Intel to invest $7B in chip fab for Penang, report says

Malaysian authorities said Intel will invest $7 billion in a new fab for advanced semiconductor packaging in the northern state of Penang, according to a Reuters report.

The report cited a media invitation from the Malaysian Investment Development Authority. In recent months, Intel has promised new manufacturing facilities for chips in a number of geographies and broke ground in September on  two new facilities for Arizona at a cost of $20 billion. CEO Patrick Gelsinger has promised more than $100 million in chip fab investments in the U.S. and abroad.

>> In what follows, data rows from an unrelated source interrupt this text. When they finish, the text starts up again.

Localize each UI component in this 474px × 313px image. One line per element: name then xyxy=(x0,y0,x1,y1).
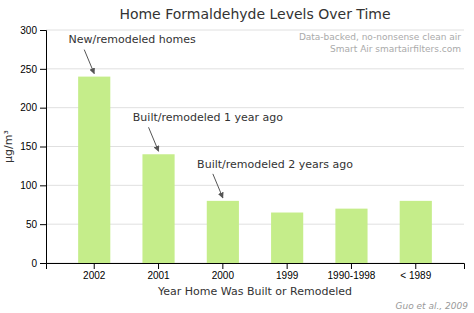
chart: 0 50 100 150 200 250 300 2002 2001 2000 1999 1990-1… xyxy=(0,0,474,313)
x-tick-label: 2002 xyxy=(83,270,106,281)
x-tick-mark xyxy=(287,263,288,269)
annotation: New/remodeled homes xyxy=(69,33,196,46)
y-tick: 150 xyxy=(20,141,46,152)
bar xyxy=(207,201,239,263)
plot: 0 50 100 150 200 250 300 2002 2001 2000 1999 1990-1… xyxy=(20,25,464,281)
x-tick-mark xyxy=(158,263,159,269)
y-tick-mark xyxy=(40,69,46,70)
x-tick-label: < 1989 xyxy=(400,270,431,281)
annotation-arrow xyxy=(213,174,223,198)
x-tick-mark xyxy=(415,263,416,269)
bar xyxy=(271,213,303,263)
x-tick: 2001 xyxy=(147,263,170,281)
y-axis: 0 50 100 150 200 250 300 xyxy=(20,25,46,269)
annotation-arrow xyxy=(84,50,94,74)
watermark-line: Data-backed, no-nonsense clean air xyxy=(299,32,461,42)
y-tick-label: 300 xyxy=(20,25,37,36)
x-tick: 2000 xyxy=(212,263,235,281)
y-tick-mark xyxy=(40,185,46,186)
x-tick: 2002 xyxy=(83,263,106,281)
y-tick-label: 100 xyxy=(20,180,37,191)
bar xyxy=(400,201,432,263)
x-tick: < 1989 xyxy=(400,263,431,281)
x-tick-mark xyxy=(222,263,223,269)
y-tick: 50 xyxy=(26,219,46,230)
y-tick-label: 0 xyxy=(31,258,37,269)
x-tick-label: 1990-1998 xyxy=(328,270,376,281)
watermark-line: Smart Air smartairfilters.com xyxy=(330,44,461,54)
title: Home Formaldehyde Levels Over Time xyxy=(119,6,390,22)
y-tick: 200 xyxy=(20,102,46,113)
annotation: Built/remodeled 2 years ago xyxy=(197,158,353,171)
y-tick-mark xyxy=(40,263,46,264)
x-tick-mark xyxy=(351,263,352,269)
x-tick: 1999 xyxy=(276,263,299,281)
x-tick-mark xyxy=(94,263,95,269)
y-tick-mark xyxy=(40,108,46,109)
y-tick-mark xyxy=(40,224,46,225)
y-axis-title: μg/m³ xyxy=(2,130,15,163)
y-tick-label: 50 xyxy=(26,219,38,230)
x-axis: 2002 2001 2000 1999 1990-1998 < 1989 xyxy=(47,263,465,281)
grid-line xyxy=(46,68,464,69)
source: Guo et al., 2009 xyxy=(396,301,469,311)
x-tick: 1990-1998 xyxy=(328,263,376,281)
bar xyxy=(335,209,367,263)
y-tick-label: 200 xyxy=(20,102,37,113)
x-tick-label: 2000 xyxy=(212,270,235,281)
grid xyxy=(46,30,464,263)
y-tick-mark xyxy=(40,30,46,31)
y-tick: 100 xyxy=(20,180,46,191)
bar xyxy=(78,77,110,263)
annotation: Built/remodeled 1 year ago xyxy=(133,111,283,124)
x-axis-title: Year Home Was Built or Remodeled xyxy=(157,285,352,298)
x-tick-label: 2001 xyxy=(147,270,170,281)
x-axis-line xyxy=(47,264,465,270)
y-tick: 300 xyxy=(20,25,46,36)
bar xyxy=(142,154,174,263)
x-tick-label: 1999 xyxy=(276,270,299,281)
y-axis-line xyxy=(40,31,47,264)
grid-line xyxy=(46,30,464,31)
y-tick-label: 250 xyxy=(20,64,37,75)
y-tick-mark xyxy=(40,147,46,148)
y-tick-label: 150 xyxy=(20,141,37,152)
annotation-arrow xyxy=(149,127,159,151)
bars xyxy=(78,77,432,263)
annotations: New/remodeled homes Built/remodeled 1 yea… xyxy=(69,33,354,197)
y-tick: 250 xyxy=(20,64,46,75)
watermark: Data-backed, no-nonsense clean air Smart … xyxy=(299,32,461,54)
y-tick: 0 xyxy=(31,258,46,269)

Recent: Intel plans for foundry unit and $20B for two Arizona chip fabs prompt hope

MIDA and Intel did not immediately  respond to a request to confirm the report of the Malaysian facility.

The Malaysian fab comes amid a flurry of year-end news from Intel including plans to take its Mobileye autonomous driving unit public mid-year.  Mobileye also said it has shipped 100 million of its EyeQ SoC now in its fifth generation, which is used to support fully autonomous level 5 vehicles.

Related: Intel to take AV unit Mobileye public in mid-2022

Intel has faced troubles pushing up its share price throughout 2021, which started on Jan. 1 at $50.47 and closed Monday, Dec. 13, at $50.18 after reaching a high of $68.26 on April 9.  CEO Patrick Gelsinger took the helm as CEO on Feb. 15 when shares were $62.47.

 Gelsinger recently told the Wall Street Journal it will take five years to make Intel “well and healthy again,” which will partly come about through a push for making more chips with more fabs.  About a year ago, Intel dropped behind Nvidia as the biggest chip company by market value.

Intel’s investment in new fabs is being matched by its by new packaging, transistor and quantum physics breakthroughs.  On Dec.11 in connection with the IEDM event, Intel outlined plans for a 10X interconnect density improvement in packaging with hybrid bonding, and up to a 50% jump in transistor scaling.

The transistor bump comes by fitting more transistors per square millimeter. More efficient power is being advanced with the world’s first integration of GaN-based power switches with silicon-based CMOS on a 300 mm wafer.  Also, Intel at IEDM demonstrated the first instance of a magnetoelectric spin-orbit logic device at room temperature for quantum computing.